Cengiz Aytmatov Elveda Gülsarı Kitabından Alıntılar Alıntı-1 Bilirsin, bir kız iyi bir ere düştüğü zaman daha da güzelleşir, gözleri yaldır yaldır parlar, gül gibi olur. Ama kötü birine düşerse solar gider, çöp gibi kalır. Alıntı-2 "Koytaşın üzerinde dağları seyrederek oturan Tanabay, önce keçe çadırdan eşelenip yeni odun atılan ateşin çıtırtılarını duydu. Sonra karısının kopuzundaki insanın yüreğini yolup alırcasına hüzünlü ezgiler geldi kulağına. Yalnızlıklar içinde kalan bir adamın hıçkırıklarını, ah dedikçe nefesiyle yel savuran çok büyük acılı bir insanın ahlarını, ıssız ve engin bozkırda başını vuracak, onulmaz derdini gömecek bir yer arayarak koşan bir adamın acı çığlıklarını andıran bir ezgiydi bu. Hiç kimsenin avutamayacağı, hiçbirşeyin merhem olamayacağı acılarla ağıdını söyleyen, ağlayan bir adamın bozlamasını anlatıyordu kopuzun telleri." Alıntı-3 Boşuna demişler '' Kırk yıl kırgında kalsan, ecel gelmeyince ölemezsin '' diye, Alıntı-4 "Düşman yakana yapışınca kurt da bacağını ısırır"

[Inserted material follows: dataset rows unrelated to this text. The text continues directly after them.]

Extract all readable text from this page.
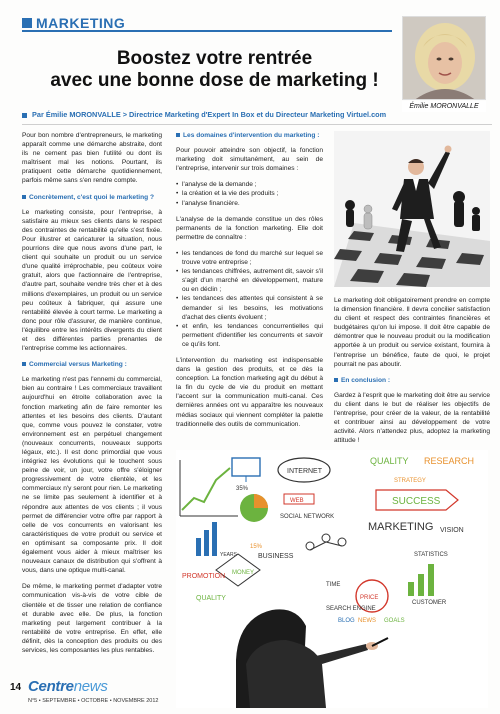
MARKETING
Émilie MORONVALLE
Boostez votre rentrée
avec une bonne dose de marketing !
Par Émilie MORONVALLE > Directrice Marketing d'Expert In Box et du Directeur Marketing Virtuel.com

Pour bon nombre d'entrepreneurs, le marketing apparaît comme une démarche abstraite, dont ils ne cernent pas bien l'utilité ou dont ils maîtrisent mal les notions. Pourtant, ils pratiquent cette démarche quotidiennement, parfois même sans s'en rendre compte.

Concrètement, c'est quoi le marketing ?

Le marketing consiste, pour l'entreprise, à satisfaire au mieux ses clients dans le respect des contraintes de rentabilité qu'elle s'est fixée. Pour illustrer et caricaturer la situation, nous pourrions dire que nous avons d'une part, le client qui souhaite un produit ou un service d'une qualité irréprochable, peu coûteux voire gratuit, alors que l'actionnaire de l'entreprise, d'autre part, souhaite vendre très cher et à des millions d'exemplaires, un produit ou un service peu coûteux à fabriquer, qui assure une rentabilité élevée à court terme. Le marketing a donc pour rôle d'assurer, de manière continue, l'équilibre entre les intérêts divergents du client et des différentes parties prenantes de l'entreprise comme les actionnaires.

Commercial versus Marketing :

Le marketing n'est pas l'ennemi du commercial, bien au contraire ! Les commerciaux travaillent aujourd'hui en étroite collaboration avec la fonction marketing afin de faire remonter les attentes et les besoins des clients. D'autant que, comme vous pouvez le constater, votre environnement est en perpétuel changement (nouveaux concurrents, nouveaux supports légaux, etc.). Il est donc primordial que vous intégriez les évolutions qui le touchent sous peine de voir, un jour, votre offre s'éloigner progressivement de votre clientèle, et les commerciaux n'y seront pour rien. Le marketing ne se limite pas seulement à identifier et à répondre aux attentes de vos clients ; il vous permet de différencier votre offre par rapport à celle de vos concurrents en valorisant les caractéristiques de votre produit ou service et en optimisant sa composante prix. Il doit également vous aider à mieux maîtriser les nouveaux canaux de distribution qui s'offrent à vous, dans une optique multi-canal.

De même, le marketing permet d'adapter votre communication vis-à-vis de votre cible de clientèle et de tisser une relation de confiance et durable avec elle. De plus, la fonction marketing peut largement contribuer à la rentabilité de votre entreprise. En effet, elle définit, dès la conception des produits ou des services, les composantes les plus rentables.

Les domaines d'intervention du marketing :

Pour pouvoir atteindre son objectif, la fonction marketing doit simultanément, au sein de l'entreprise, intervenir sur trois domaines :

• l'analyse de la demande ;
• la création et la vie des produits ;
• l'analyse financière.

L'analyse de la demande constitue un des rôles permanents de la fonction marketing. Elle doit permettre de connaître :

• les tendances de fond du marché sur lequel se trouve votre entreprise ;
• les tendances chiffrées, autrement dit, savoir s'il s'agit d'un marché en développement, mature ou en déclin ;
• les tendances des attentes qui consistent à se demander si les besoins, les motivations d'achat des clients évoluent ;
• et enfin, les tendances concurrentielles qui permettent d'identifier les concurrents et savoir ce qu'ils font.

L'intervention du marketing est indispensable dans la gestion des produits, et ce dès la conception. La fonction marketing agit du début à la fin du cycle de vie du produit en mettant l'accent sur la communication multi-canal. Ces dernières années ont vu apparaître les nouveaux médias sociaux qui viennent compléter la palette traditionnelle des outils de communication.

Le marketing doit obligatoirement prendre en compte la dimension financière. Il devra concilier satisfaction du client et respect des contraintes financières et budgétaires qu'on lui impose. Il doit être capable de démontrer que le nouveau produit ou la modification apportée à un produit ou service existant, fournira à l'entreprise un bénéfice, faute de quoi, le projet pourrait ne pas aboutir.

En conclusion :

Gardez à l'esprit que le marketing doit être au service du client dans le but de réaliser les objectifs de l'entreprise, pour créer de la valeur, de la rentabilité et contribuer ainsi au développement de votre activité. Alors n'attendez plus, adoptez la marketing attitude !

INTERNET
WEB
SOCIAL NETWORK
QUALITY
STRATEGY
RESEARCH
SUCCESS
MARKETING VISION
35%
YEARS
PROMOTION MONEY
BUSINESS
15%
QUALITY
STATISTICS
CUSTOMER
PRICE
TIME
SEARCH ENGINE
BLOG NEWS GOALS
14 Centrenews
N°5 • SEPTEMBRE • OCTOBRE • NOVEMBRE 2012
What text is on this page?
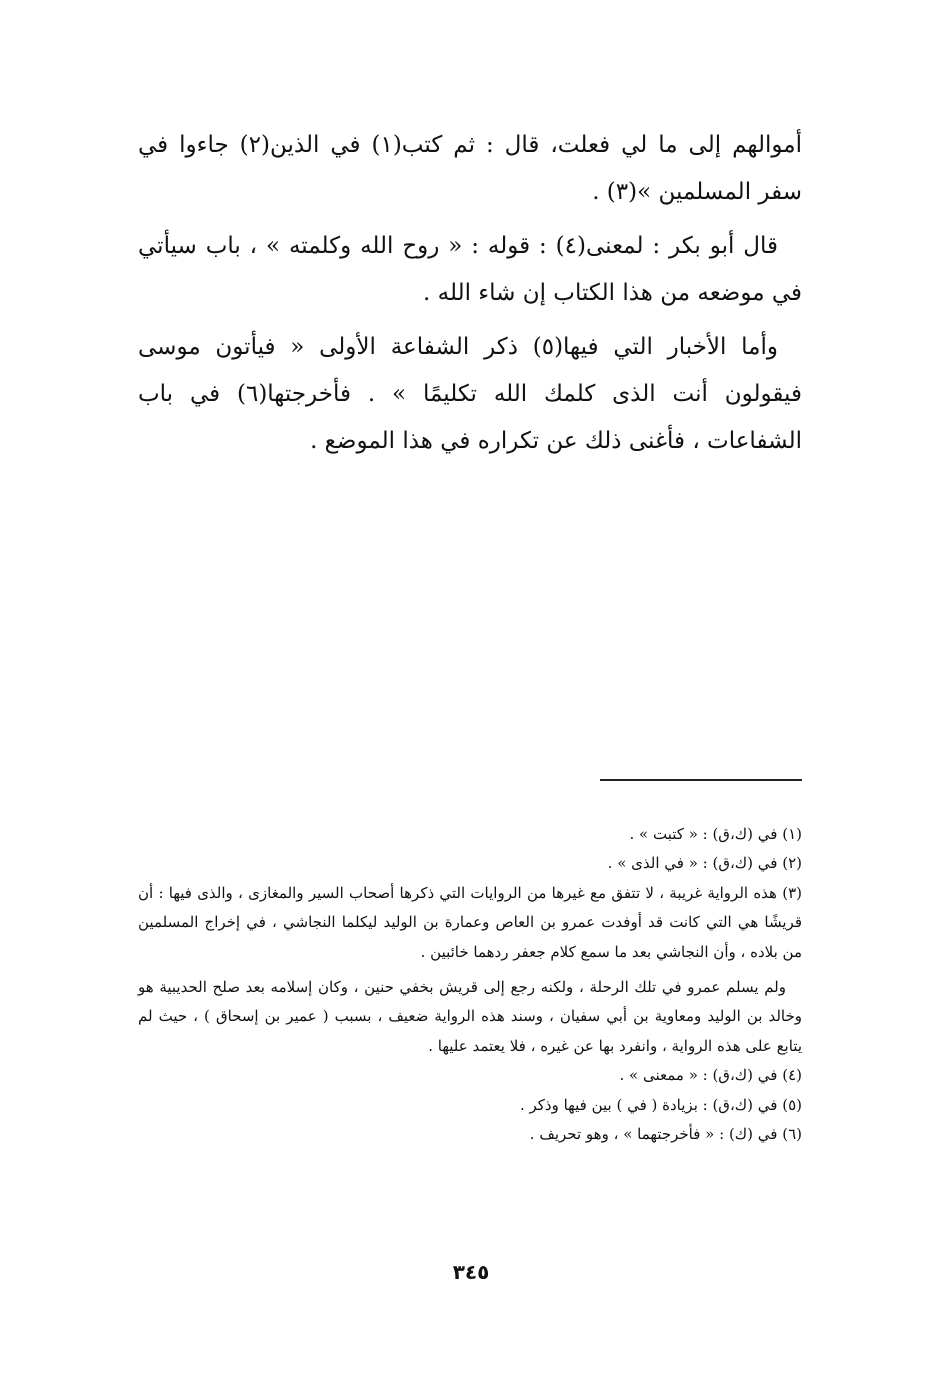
أموالهم إلى ما لي فعلت، قال : ثم كتب(١) في الذين(٢) جاءوا في سفر المسلمين »(٣) .

قال أبو بكر : لمعنى(٤) : قوله : « روح الله وكلمته » ، باب سيأتي في موضعه من هذا الكتاب إن شاء الله .

وأما الأخبار التي فيها(٥) ذكر الشفاعة الأولى « فيأتون موسى فيقولون أنت الذى كلمك الله تكليمًا » . فأخرجتها(٦) في باب الشفاعات ، فأغنى ذلك عن تكراره في هذا الموضع .

(١) في (ك،ق) : « كتبت » .

(٢) في (ك،ق) : « في الذى » .

(٣) هذه الرواية غريبة ، لا تتفق مع غيرها من الروايات التي ذكرها أصحاب السير والمغازى ، والذى فيها : أن قريشًا هي التي كانت قد أوفدت عمرو بن العاص وعمارة بن الوليد ليكلما النجاشي ، في إخراج المسلمين من بلاده ، وأن النجاشي بعد ما سمع كلام جعفر ردهما خائبين .

ولم يسلم عمرو في تلك الرحلة ، ولكنه رجع إلى قريش بخفي حنين ، وكان إسلامه بعد صلح الحديبية هو وخالد بن الوليد ومعاوية بن أبي سفيان ، وسند هذه الرواية ضعيف ، بسبب ( عمير بن إسحاق ) ، حيث لم يتابع على هذه الرواية ، وانفرد بها عن غيره ، فلا يعتمد عليها .

(٤) في (ك،ق) : « ممعنى » .

(٥) في (ك،ق) : بزيادة ( في ) بين فيها وذكر .

(٦) في (ك) : « فأخرجتهما » ، وهو تحريف .

٣٤٥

Alıntı-5 Tende beden, bedende can taşıdıkça, bu dünyada yaşadıkça, hayat yolunun önündeki engelleri aşmaya, kaldırmaya çalışacaksın, arkadan omuz vereceksin. Başka türlü olmuyordu... Ne var ki, her omuz vuruşta, hayat arabasının tekerleği omuzunu bıçak gibi yaralıyor, yara üstüne yara, derken omuzunu nasır tutuyor. Eğer yaptığın işi seviyor meyvesini de alıyorsan. nasırların hiç önemi yok. Şikayet etmezsin, memnun olursun.. Alıntı-6 Atla insan arasındaki tek fark, atın atı kıskanmamasıdır. Alıntı-7 Bilirsin , bir kız iyi bir yere düştüğü zaman daha da güzelleşir, gözleri yaldır yaldır parlar, gül gibi olur. Ama kötü birine düşerse solar gider, çöp gibi kalır. Baktıkca yüreğin sızlar. Alıntı-8 Karşısında uludağlar vardı: Bir yanı pırıl pırıl, aydınlık bir yanı gölgeli. Aydınlık ve gölge nasıl yan yana ise, insanın kaderi de öyle, mutluluk ve acıyı beraber getiriyordu. Bir yanda kıvanç, bir yanda kaygı. Hayat dediğin böyleydi işte.......... Alıntı-9 "Şunu iyi bil dostum, dünya devrimini tek başına gerçekleştirimezsin, başkalarının da gelmesini,seninle beraber olmalarını beklemek zorundasın." Alıntı-10 Ileride, gözün ulaşamadığı bir uzaklıkta, şafak ağır ağır sokmekteydi. Safagin doğurgan rahminden sökün eden ilk ışıklarla yeni bir gün doğuyordu. Beyaz sisler arasından, altın renkli ışınlar süzülüyor, sonra alev alev yükseliyor, yeryüzüne yayılıyordu. Elveda Gülsarı Pdf indir


Turn static files into dynamic content formats.